How NFT Brands Can Cut Through the Noise
managing director at NewCampus, a modern business school in Asia. Exploring the intersection of the future of work and learning with an Asian twist.
NFT brands of all designs and value propositions are popping up on a daily basis. Any new project that thinks they are more valuable because of the uniqueness of their pfp art or potential roadmap is wrong.
The biggest mistake NFT projects make is launching into a market where they have no audience. The best way to cut through the noise is to design brand identities that appeal to a niche audience and build from the ground up. Early adopters can help with this process, but you need to connect with them early, build the genesis community, and expand from the brand you’ve created together. Knowing your brand – who you are as a project – gives you a higher chance of survival.
As a startup entrepreneur building a challenger brand in a crowded environment, I always draw inspiration from adjacent industries in my business strategy. We don’t need to reinvent the wheel; we just need to learn from what has been done by others.
Understand your foundation
What do my holders want? What ideas do they resonate with? How do they like to communicate? Your answers to these questions and others like them will create your brand identity. Deciding on the demographics that fit your community and building your identity around it will tailor your project to your target audience. Once you understand who your core stakeholders are and what makes your project newsworthy, you can craft a pitch that appeals to the right person who wants to buy into your brand culture and vibe.
Develop the materials, assets and communications that best represent your brand identity and community design aesthetic. Update your website and social media to best represent your brand, build community trust and showcase your NFTs in their best light. Then, once you have an understanding of who your owners are and how they contribute to the community, you can create marketing content. Too many founders skip this important step, thinking that after launch they can let the brand market itself. But a project needs more than a polished, distinctive launch to build a long-lasting brand.
Derivatives and duplicates
Sometimes the other mouse gets the cheese. In the NFT world, derivative projects duplicate or steal ideas from artists and well-established independent brands, leveraging their design and community resources to bring to market faster. With the ability to get a new style into the hands of holders in near real-time, spin-off projects are able to accelerate the content, style and community management toolset to satisfy the preferences of smaller, more targeted segments of holders that were unable to invest in the original brand.
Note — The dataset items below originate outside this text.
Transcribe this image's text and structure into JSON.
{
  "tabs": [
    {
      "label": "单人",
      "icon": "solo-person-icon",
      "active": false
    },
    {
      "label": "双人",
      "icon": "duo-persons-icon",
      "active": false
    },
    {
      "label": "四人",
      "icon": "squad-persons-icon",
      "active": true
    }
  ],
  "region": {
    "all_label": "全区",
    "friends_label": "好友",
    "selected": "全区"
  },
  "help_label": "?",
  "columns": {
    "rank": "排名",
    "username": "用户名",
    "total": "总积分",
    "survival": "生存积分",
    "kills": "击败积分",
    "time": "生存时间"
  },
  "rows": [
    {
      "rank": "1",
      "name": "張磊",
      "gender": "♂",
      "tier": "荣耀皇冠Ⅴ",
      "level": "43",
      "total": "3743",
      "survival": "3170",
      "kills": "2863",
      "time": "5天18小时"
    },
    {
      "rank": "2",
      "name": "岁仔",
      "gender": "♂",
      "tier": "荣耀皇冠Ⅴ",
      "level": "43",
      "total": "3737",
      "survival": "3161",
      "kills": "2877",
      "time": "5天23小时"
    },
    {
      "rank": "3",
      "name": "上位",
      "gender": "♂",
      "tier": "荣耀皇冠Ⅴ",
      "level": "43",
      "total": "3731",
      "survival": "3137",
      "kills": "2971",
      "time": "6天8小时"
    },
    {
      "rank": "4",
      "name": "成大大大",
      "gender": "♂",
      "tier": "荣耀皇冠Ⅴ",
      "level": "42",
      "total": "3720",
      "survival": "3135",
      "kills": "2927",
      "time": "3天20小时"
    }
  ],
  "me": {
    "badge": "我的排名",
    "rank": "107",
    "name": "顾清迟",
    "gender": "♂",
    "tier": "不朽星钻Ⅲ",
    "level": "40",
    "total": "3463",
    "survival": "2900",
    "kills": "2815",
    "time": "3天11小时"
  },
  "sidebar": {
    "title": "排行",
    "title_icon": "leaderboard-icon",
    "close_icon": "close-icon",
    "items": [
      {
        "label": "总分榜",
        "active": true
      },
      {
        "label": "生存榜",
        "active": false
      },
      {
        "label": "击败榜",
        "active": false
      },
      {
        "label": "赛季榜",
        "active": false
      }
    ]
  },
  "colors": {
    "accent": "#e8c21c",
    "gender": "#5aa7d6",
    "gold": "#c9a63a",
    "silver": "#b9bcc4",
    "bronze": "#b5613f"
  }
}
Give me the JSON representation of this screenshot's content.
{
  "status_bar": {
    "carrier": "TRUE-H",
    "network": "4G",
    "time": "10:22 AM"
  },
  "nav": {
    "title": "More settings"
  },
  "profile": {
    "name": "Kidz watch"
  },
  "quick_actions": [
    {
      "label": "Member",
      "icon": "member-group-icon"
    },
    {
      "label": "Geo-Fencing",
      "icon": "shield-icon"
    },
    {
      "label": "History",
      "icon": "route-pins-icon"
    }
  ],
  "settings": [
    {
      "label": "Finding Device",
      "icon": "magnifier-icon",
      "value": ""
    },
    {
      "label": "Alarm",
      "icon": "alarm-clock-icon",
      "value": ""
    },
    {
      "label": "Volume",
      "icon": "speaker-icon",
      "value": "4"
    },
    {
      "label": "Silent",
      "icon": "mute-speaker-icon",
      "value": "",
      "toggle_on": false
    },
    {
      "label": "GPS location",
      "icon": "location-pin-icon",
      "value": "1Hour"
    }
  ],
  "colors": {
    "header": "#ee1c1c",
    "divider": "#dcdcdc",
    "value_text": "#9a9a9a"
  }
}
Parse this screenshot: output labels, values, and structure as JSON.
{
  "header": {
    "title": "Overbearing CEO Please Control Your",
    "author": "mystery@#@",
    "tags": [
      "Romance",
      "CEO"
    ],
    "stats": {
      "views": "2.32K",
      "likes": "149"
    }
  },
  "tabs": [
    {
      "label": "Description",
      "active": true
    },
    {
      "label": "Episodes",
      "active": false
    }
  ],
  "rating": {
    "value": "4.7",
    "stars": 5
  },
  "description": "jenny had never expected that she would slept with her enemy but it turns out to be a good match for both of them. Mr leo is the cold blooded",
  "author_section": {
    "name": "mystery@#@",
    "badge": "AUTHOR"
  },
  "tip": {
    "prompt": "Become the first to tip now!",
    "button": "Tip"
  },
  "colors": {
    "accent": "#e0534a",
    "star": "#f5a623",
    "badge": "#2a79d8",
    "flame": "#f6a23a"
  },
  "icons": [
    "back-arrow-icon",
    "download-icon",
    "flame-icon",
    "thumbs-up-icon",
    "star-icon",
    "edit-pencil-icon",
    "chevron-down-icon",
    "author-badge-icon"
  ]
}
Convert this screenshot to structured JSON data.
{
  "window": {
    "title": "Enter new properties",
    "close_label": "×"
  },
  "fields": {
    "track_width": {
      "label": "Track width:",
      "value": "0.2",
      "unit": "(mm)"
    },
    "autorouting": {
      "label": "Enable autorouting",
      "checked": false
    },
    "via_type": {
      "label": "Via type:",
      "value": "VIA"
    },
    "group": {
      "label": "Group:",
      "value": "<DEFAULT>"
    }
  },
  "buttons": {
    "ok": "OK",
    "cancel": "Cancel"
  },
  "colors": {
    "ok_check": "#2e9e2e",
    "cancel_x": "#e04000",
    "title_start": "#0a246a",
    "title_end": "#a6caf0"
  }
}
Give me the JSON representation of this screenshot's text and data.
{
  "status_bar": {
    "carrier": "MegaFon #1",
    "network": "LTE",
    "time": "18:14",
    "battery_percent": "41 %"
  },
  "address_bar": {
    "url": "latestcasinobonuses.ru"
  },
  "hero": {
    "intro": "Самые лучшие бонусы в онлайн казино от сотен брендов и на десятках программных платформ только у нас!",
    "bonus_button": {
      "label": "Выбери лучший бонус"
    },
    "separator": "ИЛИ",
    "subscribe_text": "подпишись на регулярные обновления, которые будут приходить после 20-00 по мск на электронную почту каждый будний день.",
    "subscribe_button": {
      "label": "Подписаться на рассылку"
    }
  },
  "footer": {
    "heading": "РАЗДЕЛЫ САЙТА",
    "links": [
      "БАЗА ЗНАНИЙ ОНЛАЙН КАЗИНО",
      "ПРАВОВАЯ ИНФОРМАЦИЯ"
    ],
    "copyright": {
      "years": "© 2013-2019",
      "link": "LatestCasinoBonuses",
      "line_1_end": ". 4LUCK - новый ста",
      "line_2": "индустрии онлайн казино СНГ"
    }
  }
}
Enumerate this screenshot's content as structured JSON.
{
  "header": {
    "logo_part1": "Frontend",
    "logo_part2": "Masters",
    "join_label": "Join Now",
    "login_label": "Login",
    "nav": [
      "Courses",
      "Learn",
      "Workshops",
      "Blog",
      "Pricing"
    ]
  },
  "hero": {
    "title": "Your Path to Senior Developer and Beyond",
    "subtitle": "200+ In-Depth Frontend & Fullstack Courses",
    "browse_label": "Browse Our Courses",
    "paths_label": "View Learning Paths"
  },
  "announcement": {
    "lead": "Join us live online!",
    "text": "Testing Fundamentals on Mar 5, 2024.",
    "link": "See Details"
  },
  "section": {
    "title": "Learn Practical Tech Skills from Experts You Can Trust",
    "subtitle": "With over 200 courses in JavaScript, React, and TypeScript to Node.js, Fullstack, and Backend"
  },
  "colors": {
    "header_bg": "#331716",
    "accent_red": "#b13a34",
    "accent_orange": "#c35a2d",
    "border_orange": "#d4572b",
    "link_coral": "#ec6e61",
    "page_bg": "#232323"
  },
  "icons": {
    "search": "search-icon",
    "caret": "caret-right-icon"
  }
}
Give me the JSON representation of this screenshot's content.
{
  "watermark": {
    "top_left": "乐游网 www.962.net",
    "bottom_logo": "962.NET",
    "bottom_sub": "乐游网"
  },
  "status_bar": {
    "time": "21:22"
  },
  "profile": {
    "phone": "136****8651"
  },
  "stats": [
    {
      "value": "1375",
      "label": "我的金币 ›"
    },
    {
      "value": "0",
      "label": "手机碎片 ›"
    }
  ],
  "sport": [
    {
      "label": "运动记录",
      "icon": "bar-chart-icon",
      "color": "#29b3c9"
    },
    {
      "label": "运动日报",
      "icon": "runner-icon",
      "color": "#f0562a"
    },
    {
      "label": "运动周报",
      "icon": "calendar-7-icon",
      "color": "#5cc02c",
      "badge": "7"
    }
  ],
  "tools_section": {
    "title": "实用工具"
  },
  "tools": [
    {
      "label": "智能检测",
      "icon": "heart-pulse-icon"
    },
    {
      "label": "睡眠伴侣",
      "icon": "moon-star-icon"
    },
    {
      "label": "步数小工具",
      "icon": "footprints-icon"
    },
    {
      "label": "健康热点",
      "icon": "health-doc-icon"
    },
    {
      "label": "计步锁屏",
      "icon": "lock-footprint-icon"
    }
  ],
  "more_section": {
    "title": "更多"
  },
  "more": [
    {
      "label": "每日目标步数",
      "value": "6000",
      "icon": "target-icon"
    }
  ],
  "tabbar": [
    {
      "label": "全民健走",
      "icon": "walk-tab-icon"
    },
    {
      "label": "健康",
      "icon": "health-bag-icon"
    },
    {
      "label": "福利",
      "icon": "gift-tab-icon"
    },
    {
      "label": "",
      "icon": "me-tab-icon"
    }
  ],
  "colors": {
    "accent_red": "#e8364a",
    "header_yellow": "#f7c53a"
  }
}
They can also implement proven NFT properties, such as Bored Ape Yacht Club laser eyes, reducing the design cycle of rarity collections. As a unique brand is identified as a new trend, copycats roll out their ultra-fast fashion designs and launch a competitor into the market as quickly as possible.
I think blue chip projects like Cool Cats, World of Women (full disclosure: I’m an investor) and Doodles can learn from these derivative projects that move faster. Increasingly, we are seeing these new brands distribute playbooks that effectively engage a new crowd of users entering the NFT ecosystem. With the significant decline in Opensea (subscription required) and other marketplaces, it is key for both emerging and established brands to attract the next generation of holders entering the NFT world.
In other words, brands need new ways to break through the noise to engage and retain audiences. Just because an early evangelical community was built doesn’t mean they will stay for long. In the NFT world, a lot depends on “drops”. While Bored Ape Yacht Club is usually credited with creating the phenomenon of drop culture, fast-following projects like Goblintown have innovated by building a strong story into their Airdrop to immerse their audience in their world and keep them on their toes for future revelations. Some established projects, like Cyberkongz (full disclosure: I’m a former investor), have used second- and third-generation drops to capture a wider audience, but for other exclusive brands, where values such as culture and intimacy are inherent to their brand identity, may creating new drops potentially alienating the audience.
Community-led initiatives
The ecosystem is broken, and a brand’s survival often depends on how well they navigate the complicated landscape. Project founders who spend time interacting with the community can have a big impact. Building with a long-term strategy in mind makes sense, but this can also leave owners feeling unheard. Community-driven projects like Genuine Undead can be tailored to their holder’s incentives in everything from social media conversations moderated on Discord and collectively informing decisions about what to build next. By keeping the idea open and emphasizing an iterative process, projects have the opportunity to keep the community culture alive and highly engaged—both before and after a product or feature is shipped.
Despite bearish market conditions, loyal owners want projects that will show them affection: They want personal interactions tailored to their tastes, habits and lifestyles. It is important to coordinate with highly motivated community leaders and find ways to engage the rest of the holders as well. Projects seeking to engage early evangelists, who are likely to have developed a rising reputation, must engage with them in several ways.
Final thoughts
Brand DNA is authenticity at its most powerful, and a smart project will find a brand DNA that helps inform all its decisions, from product development to hiring, partnerships and influencer management. NFT projects that focus on defining and explicitly communicating their unique points of differentiation, their DNA, are the ones that will stand out from the noise, creating loyalty and deep emotional connections with holders that withstand evolving trends and macro downturns.